‘Poems the Wind Blew In’ 1st Translated Poetry Title Shortlisted for CLPE Award

Organizers announced today, on National Poetry Day, that Poems the Wind Blew In — a collection written by Karmelo C. Iribarren and translated into English by Lawrence Schimel — had joined the five-book shortlist for the Centre for Literacy in Primary Education (CLPE) Poetry Award:

The CLPE is the UK’s only award for published children’s poetry, and this is the first time a translated collection has been shortlisted since the award began in 2003.

CLPE organizers write, in a prepared release, that, the “2020 shortlist reflects the extraordinary vitality of the UK’s poetry publishing for children. Birmingham based independent The Emma Press has two books on the five-strong shortlist, including a collection by the Spanish poet Karmelo C. Iribarren newly translated into English by Lawrence Schimel – the first appearance on the shortlist for a work in translation – and an illustrated collection of LGBT themed poetry based on retellings of Scottish folk tales.”

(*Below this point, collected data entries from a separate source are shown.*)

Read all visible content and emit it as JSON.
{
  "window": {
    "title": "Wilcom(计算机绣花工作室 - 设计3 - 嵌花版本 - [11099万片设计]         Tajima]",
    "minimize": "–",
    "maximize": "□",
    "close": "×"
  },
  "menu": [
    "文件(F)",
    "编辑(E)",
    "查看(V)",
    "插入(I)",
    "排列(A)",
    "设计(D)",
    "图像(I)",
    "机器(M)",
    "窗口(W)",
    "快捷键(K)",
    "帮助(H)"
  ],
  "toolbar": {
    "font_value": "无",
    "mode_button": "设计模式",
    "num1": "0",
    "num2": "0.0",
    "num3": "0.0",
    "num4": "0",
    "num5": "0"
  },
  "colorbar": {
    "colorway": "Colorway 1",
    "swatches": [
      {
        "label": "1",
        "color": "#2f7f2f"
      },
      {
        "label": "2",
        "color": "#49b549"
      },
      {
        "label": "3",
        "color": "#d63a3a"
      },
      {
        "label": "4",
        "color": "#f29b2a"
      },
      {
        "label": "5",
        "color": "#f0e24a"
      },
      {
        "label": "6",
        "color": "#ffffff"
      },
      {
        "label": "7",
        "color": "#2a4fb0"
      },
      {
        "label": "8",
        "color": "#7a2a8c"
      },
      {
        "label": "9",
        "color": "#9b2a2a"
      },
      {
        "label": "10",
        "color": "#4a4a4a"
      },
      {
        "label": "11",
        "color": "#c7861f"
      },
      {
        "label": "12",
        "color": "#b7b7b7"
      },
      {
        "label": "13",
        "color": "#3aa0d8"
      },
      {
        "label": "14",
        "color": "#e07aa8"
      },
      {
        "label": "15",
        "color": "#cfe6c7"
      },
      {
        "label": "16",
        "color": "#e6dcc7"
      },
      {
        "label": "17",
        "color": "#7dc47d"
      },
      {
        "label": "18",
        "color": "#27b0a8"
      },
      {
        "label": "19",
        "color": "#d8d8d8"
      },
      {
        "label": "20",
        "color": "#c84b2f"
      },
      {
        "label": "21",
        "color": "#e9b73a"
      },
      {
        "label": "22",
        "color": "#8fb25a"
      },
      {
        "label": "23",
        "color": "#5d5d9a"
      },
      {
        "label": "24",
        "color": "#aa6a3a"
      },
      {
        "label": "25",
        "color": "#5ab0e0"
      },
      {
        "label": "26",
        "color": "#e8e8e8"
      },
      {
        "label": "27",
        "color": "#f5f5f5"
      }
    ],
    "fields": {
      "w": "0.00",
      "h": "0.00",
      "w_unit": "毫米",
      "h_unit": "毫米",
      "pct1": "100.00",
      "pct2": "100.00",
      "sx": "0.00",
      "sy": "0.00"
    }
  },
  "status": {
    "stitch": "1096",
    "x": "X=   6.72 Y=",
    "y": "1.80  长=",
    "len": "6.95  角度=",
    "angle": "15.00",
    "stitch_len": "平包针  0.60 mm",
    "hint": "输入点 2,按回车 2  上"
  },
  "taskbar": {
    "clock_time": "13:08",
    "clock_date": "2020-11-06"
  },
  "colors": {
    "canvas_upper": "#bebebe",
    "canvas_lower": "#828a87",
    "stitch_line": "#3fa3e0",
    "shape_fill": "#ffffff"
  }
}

This year’s judges are: poets Valerie Bloom and Steven Camden;  Tracey Guiry, director of the Poetry Archive; and Charlotte Hacking, Central Learning Programmes Leader at CLPE.

The collection already had previously won a PEN Translates award, and a School Reading List review called it,” Fresh, clear, startling and spot-on.”

The full CLPE shortlist:

Midnight Feasts. Tasty Poems chosen by A.F. Harrold, illustrated by Katy Riddell, Bloomsbury. The judges said: a delicious and quirky collection of poems old and new, skilfully curated and perfectly paced.

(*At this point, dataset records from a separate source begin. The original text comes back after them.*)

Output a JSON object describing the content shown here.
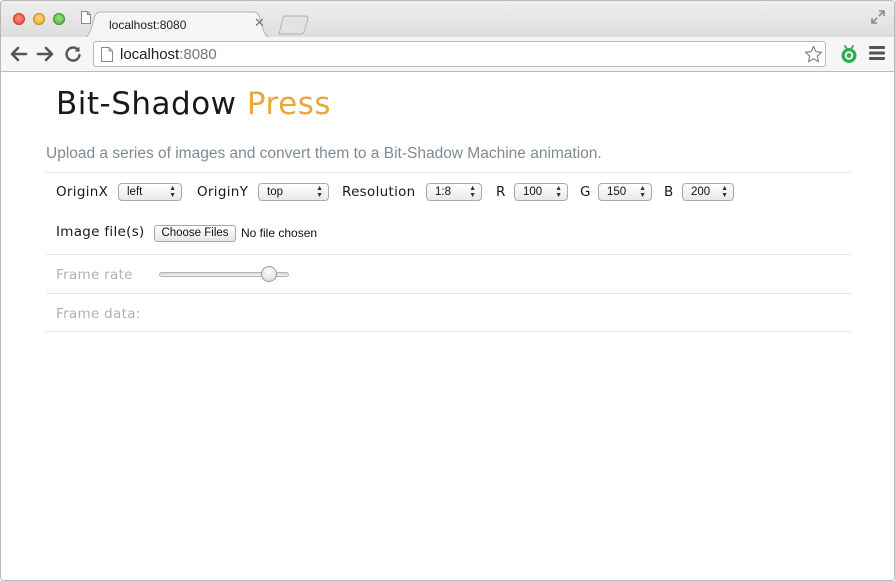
{
  "browser": {
    "tab_title": "localhost:8080",
    "url_host": "localhost",
    "url_port": ":8080",
    "icons": [
      "document-icon",
      "close-icon",
      "new-tab-icon",
      "fullscreen-icon",
      "back-arrow-icon",
      "forward-arrow-icon",
      "reload-icon",
      "bookmark-star-icon",
      "extension-icon",
      "hamburger-menu-icon"
    ]
  },
  "page": {
    "brand_main": "Bit-Shadow",
    "brand_accent": "Press",
    "accent_color": "#e8a93a",
    "subtitle": "Upload a series of images and convert them to a Bit-Shadow Machine animation.",
    "controls": {
      "originx_label": "OriginX",
      "originx_value": "left",
      "originy_label": "OriginY",
      "originy_value": "top",
      "resolution_label": "Resolution",
      "resolution_value": "1:8",
      "r_label": "R",
      "r_value": "100",
      "g_label": "G",
      "g_value": "150",
      "b_label": "B",
      "b_value": "200"
    },
    "file": {
      "label": "Image file(s)",
      "button": "Choose Files",
      "status": "No file chosen"
    },
    "frame_rate": {
      "label": "Frame rate",
      "level_fraction": 0.85
    },
    "frame_data": {
      "label": "Frame data:"
    }
  }
}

Poems the Wind Blew In, Karmelo C. Iribarren, illustrated by Riya Chowdhury, translated from Spanish by Lawrence Schimel, The Emma Press. The judges said: a book to carry around with you, proof that poetry is ideas, thoughts and emotions captured in words.

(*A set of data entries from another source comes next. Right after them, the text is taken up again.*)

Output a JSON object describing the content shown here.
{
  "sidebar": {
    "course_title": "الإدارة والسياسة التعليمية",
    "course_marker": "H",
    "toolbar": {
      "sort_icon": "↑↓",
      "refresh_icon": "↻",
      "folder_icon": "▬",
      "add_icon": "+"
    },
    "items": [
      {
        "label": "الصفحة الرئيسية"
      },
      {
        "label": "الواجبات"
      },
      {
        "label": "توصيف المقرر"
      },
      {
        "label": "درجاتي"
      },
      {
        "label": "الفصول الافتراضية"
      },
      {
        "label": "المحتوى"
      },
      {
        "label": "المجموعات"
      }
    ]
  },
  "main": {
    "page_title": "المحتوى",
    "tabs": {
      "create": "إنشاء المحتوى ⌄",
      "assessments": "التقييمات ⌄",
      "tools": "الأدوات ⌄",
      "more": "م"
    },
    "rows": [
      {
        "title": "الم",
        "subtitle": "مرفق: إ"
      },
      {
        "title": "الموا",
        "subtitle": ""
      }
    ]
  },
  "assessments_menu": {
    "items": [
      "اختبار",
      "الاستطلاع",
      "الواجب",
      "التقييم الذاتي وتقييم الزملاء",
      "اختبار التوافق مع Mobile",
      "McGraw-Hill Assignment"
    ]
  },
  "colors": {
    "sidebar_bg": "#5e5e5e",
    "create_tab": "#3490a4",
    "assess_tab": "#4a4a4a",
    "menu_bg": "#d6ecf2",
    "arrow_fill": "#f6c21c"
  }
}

The Proper Way to Meet a Hedgehog and Other How-To Poems, compiled by Paul B. Janeczko, illustrated by Richard Jones, Walker Books. The judges said: a wonderfully varied collection of poems that will speak directly to young children, full of beautiful examples of the craft of poetry

Wain. LGBT Reimaginings of Scottish Folklore, Rachel Plummer, illustrated by Helene Boppert, The Emma Press. The judges said: a fresh voice and take on something that could have felt archaic but is made to feel new.

Cherry Moon, Zaro Weil, illustrated by Junli Song, ZaZaKids Books/ Troika Books. The judges said: meditative and nicely paced; Weil presents beautiful snapshots of the natural world and has thought carefully about the form for each.

Schimel notes that George Szirtes won the award in 2013 for his selected poems for children, In the Land of the Giants, which did include some translations, but was primarily his own work.

The winner is set to be announced at a live Poetry Show, 9 October, hosted by The Times and The Sunday Times Cheltenham Literature Festival.